Le montant du produit moyen par habitant s'élève pour sa part à 267,61 euros . En métropole, il varie de 130 euros en Haute-Saône à 484 euros dans les Alpes-Maritimes. Le produit par habitant est compris entre 200 et 300 euros pour 61 départements. Pour 18 départements, le produit moyen par habitant est inférieur à 200 euros, alors que pour 17 départements, il est supérieur à 300 euros.
Au cours des dernières années, le produit de la taxe d'habitation a connu une progression importante : il est ainsi passé de 9,19 milliards d'euros en 1995 à 17,4 milliards d'euros en 2010, soit une augmentation de 8,2 milliards d'euros (+ 89 %) .
Évolution de la base et du produit de TH entre 1995 et 2010
(en milliards d'euros)
(en millions d'euros)
1995 |
2000 |
2005 |
2010 |
|
Base |
46 289,1 |
53 712,3 |
63 708,9 |
76 045,9 |
Produit |
9 186,8 |
11 367,2 |
13 366,2 |
17 402,5 |
Taux moyen |
19,80 % |
21,16 % |
20,98 % |
22,88 % |
Source : commission des finances du Sénat à partir de données de la DGFiP
Cette évolution est due à plus de 70 % à une progression de la base (qui a augmenté de 64 %, soit un effet volume de 5,9 milliards d'euros) et à 30 % à une augmentation du taux moyen de la taxe d'habitation (qui a augmenté de 15 %, soit un effet prix de 2,3 milliards d'euros).

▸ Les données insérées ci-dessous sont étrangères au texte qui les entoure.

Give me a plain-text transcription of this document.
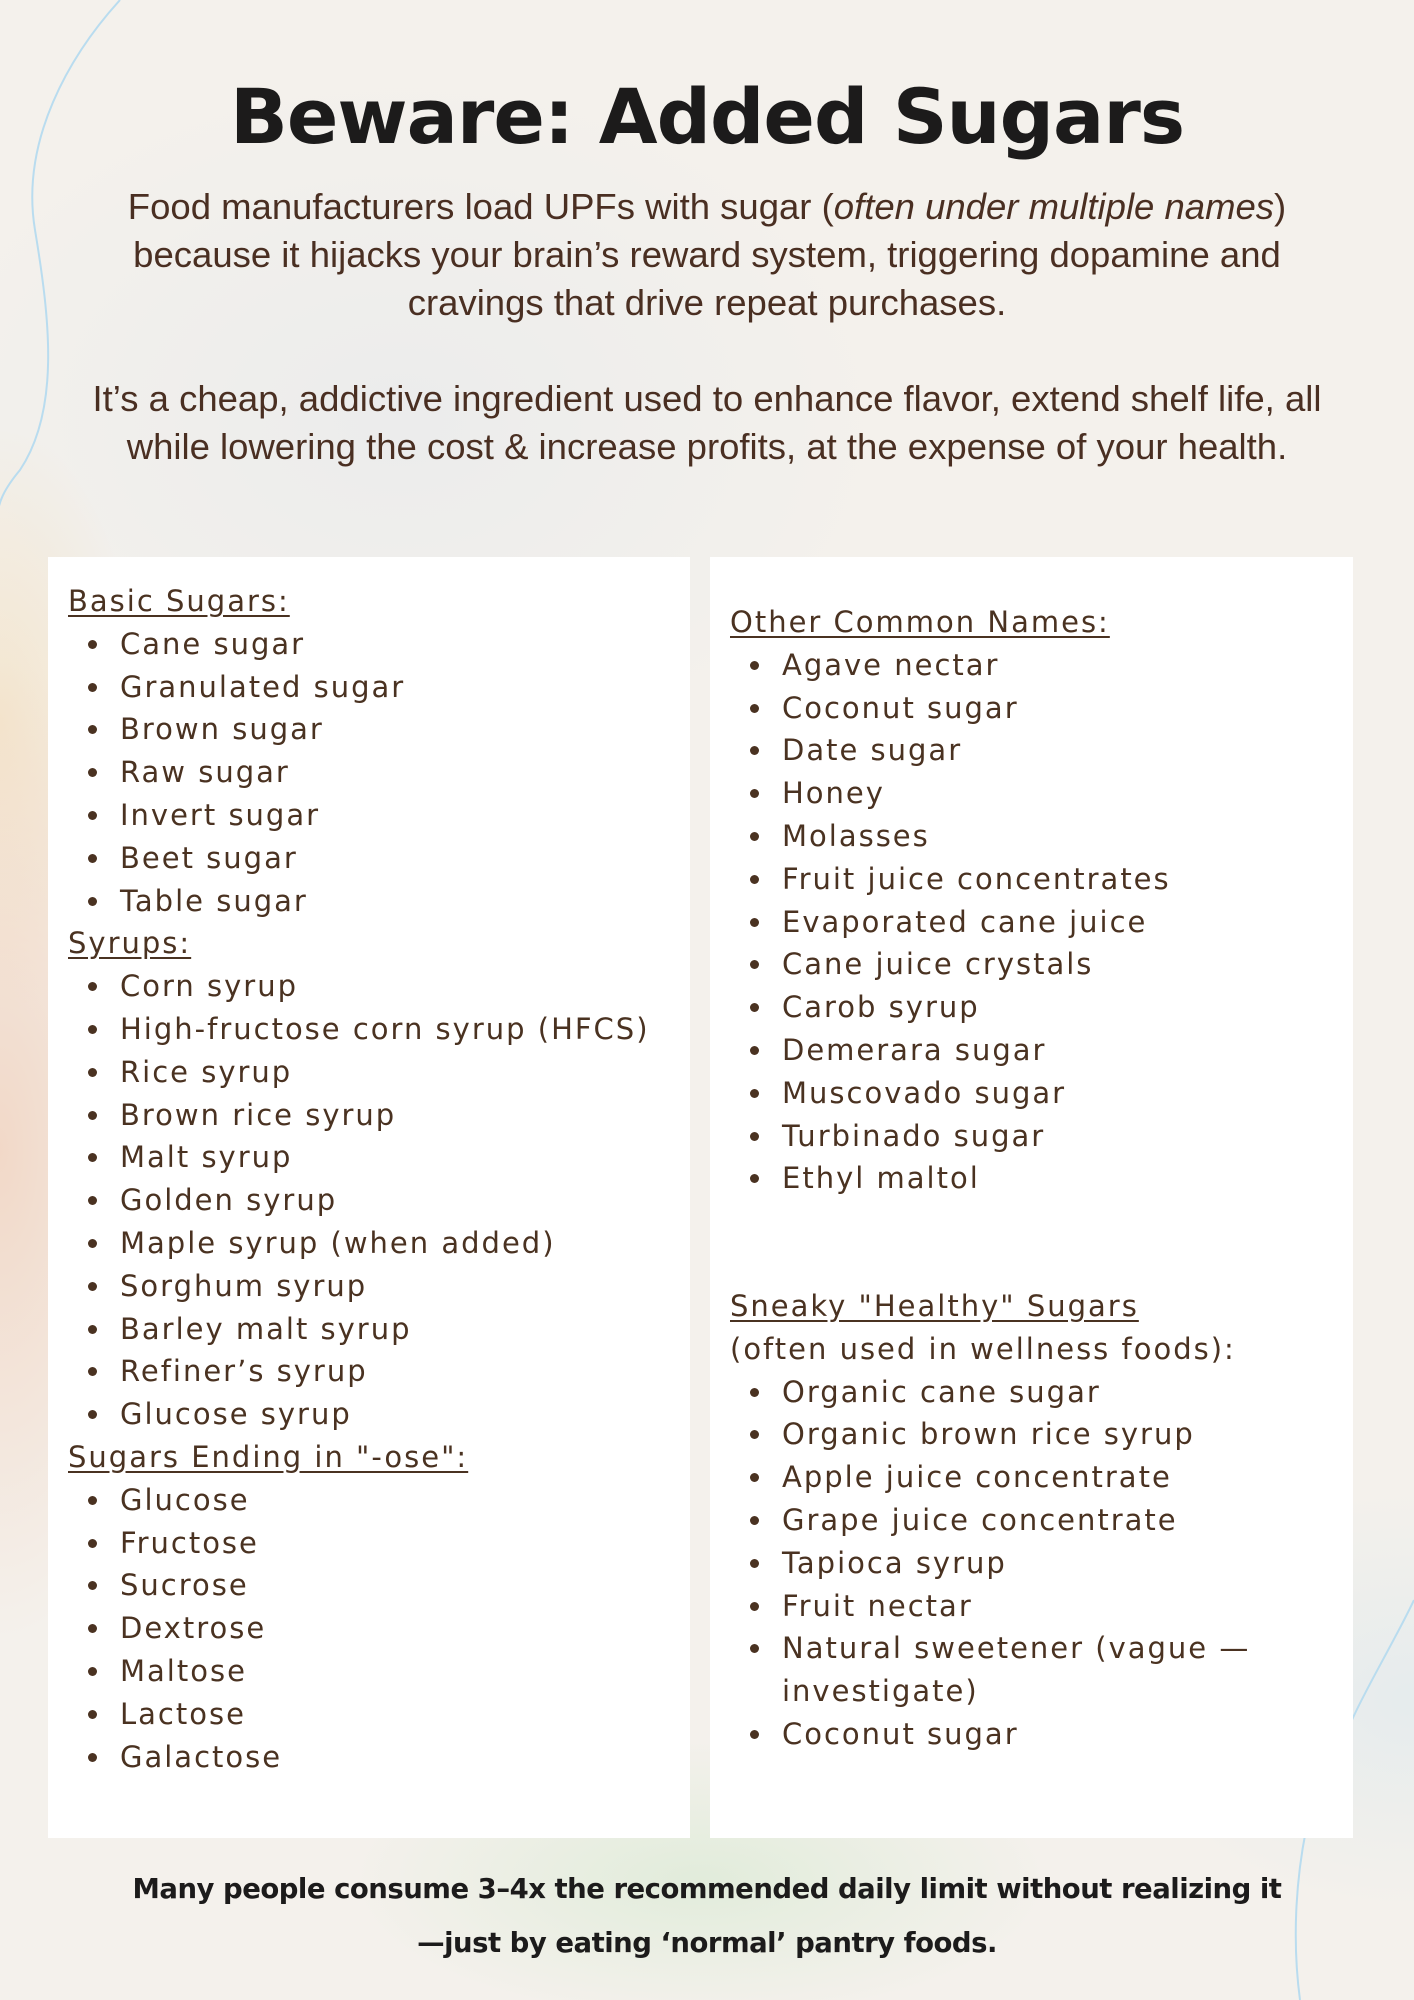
Beware: Added Sugars

Food manufacturers load UPFs with sugar (often under multiple names) because it hijacks your brain’s reward system, triggering dopamine and cravings that drive repeat purchases.

It’s a cheap, addictive ingredient used to enhance flavor, extend shelf life, all while lowering the cost & increase profits, at the expense of your health.

Basic Sugars:

Cane sugar
Granulated sugar
Brown sugar
Raw sugar
Invert sugar
Beet sugar
Table sugar

Syrups:

Corn syrup
High-fructose corn syrup (HFCS)
Rice syrup
Brown rice syrup
Malt syrup
Golden syrup
Maple syrup (when added)
Sorghum syrup
Barley malt syrup
Refiner’s syrup
Glucose syrup

Sugars Ending in "-ose":

Glucose
Fructose
Sucrose
Dextrose
Maltose
Lactose
Galactose

Other Common Names:

Agave nectar
Coconut sugar
Date sugar
Honey
Molasses
Fruit juice concentrates
Evaporated cane juice
Cane juice crystals
Carob syrup
Demerara sugar
Muscovado sugar
Turbinado sugar
Ethyl maltol

Sneaky "Healthy" Sugars

(often used in wellness foods):

Organic cane sugar
Organic brown rice syrup
Apple juice concentrate
Grape juice concentrate
Tapioca syrup
Fruit nectar
Natural sweetener (vague — investigate)
Coconut sugar
Many people consume 3–4x the recommended daily limit without realizing it
—just by eating ‘normal’ pantry foods.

Cette évolution est cependant très variable d'un département à l'autre . Ainsi, 57 départements ont connu une croissance de leur base supérieure à l'augmentation moyenne de 64 %. Dans cinq départements, la croissance de la base de taxe d'habitation est inférieure à 50 %.
La plus faible croissance des bases locatives est observée à Paris (40 %), alors qu'au contraire, la croissance la plus forte est constatée à La Réunion (181 %).
Départements ayant connu les évolutions
les plus fortes et les plus faibles
de leur base de TH entre 1995 et
2010
Augmentations les plus importantes |
Augmentations les moins importantes |
||
Département |
Augmentation de la base |
Département |
Augmentation de la base |
La Réunion |
+ 181 % |
Hauts-de-Seine |
+ 52 % |
Guyane |
+ 141 % |
Ardennes |
+ 52 % |
Martinique |
+ 136 % |
Essonne |
+ 52 % |
Guadeloupe |
+ 104 % |
Val d'Oise |
+ 50 % |
Ille-et-Vilaine |
+ 97 % |
Yvelines |
+ 50 % |
Vendée |
+ 94 % |
Val-de-Marne |
+ 50 % |
Morbihan |
+ 93 % |
Haute-Marne |
+ 49 % |
Gard |
+ 88 % |
Nièvre |
+ 46 % |
Haute-Garonne |
+ 87 % |
Seine-Saint-Denis |
+ 45 % |
Charente-Maritime |
+ 86 % |
Paris |
+ 40 % |
Source : commission des finances du Sénat à partir de données de la DGFiP
On peut noter que les 7 départements franciliens figurent parmi les dix départements ayant connu l'augmentation de base de taxe d'habitation la plus faible (en pourcentage).
L'augmentation des bases au sein d'un département s'explique essentiellement par les mouvements de population, à travers les constructions neuves notamment . Ainsi, le taux de corrélation entre l'évolution de la base et celle de la population est de 70 %.
En revanche, la richesse du département ou de ses habitants ne sont pas des critères significatifs expliquant l'évolution des bases, pas plus que le caractère rural ou urbain du département. Ainsi, d'après les données recueillies par votre rapporteure spéciale, on ne peut établir de typologie des départements ayant connu une hausse importante de leur base de TH : il s'agit aussi bien de départements peuplés que moins peuplés, au potentiel financier élevé ou bas.
* 14 Dans les départements d'outre-mer (hors Mayotte), il est compris entre 319 euros par habitant (Guyane) et 639 euros par habitant (Guadeloupe).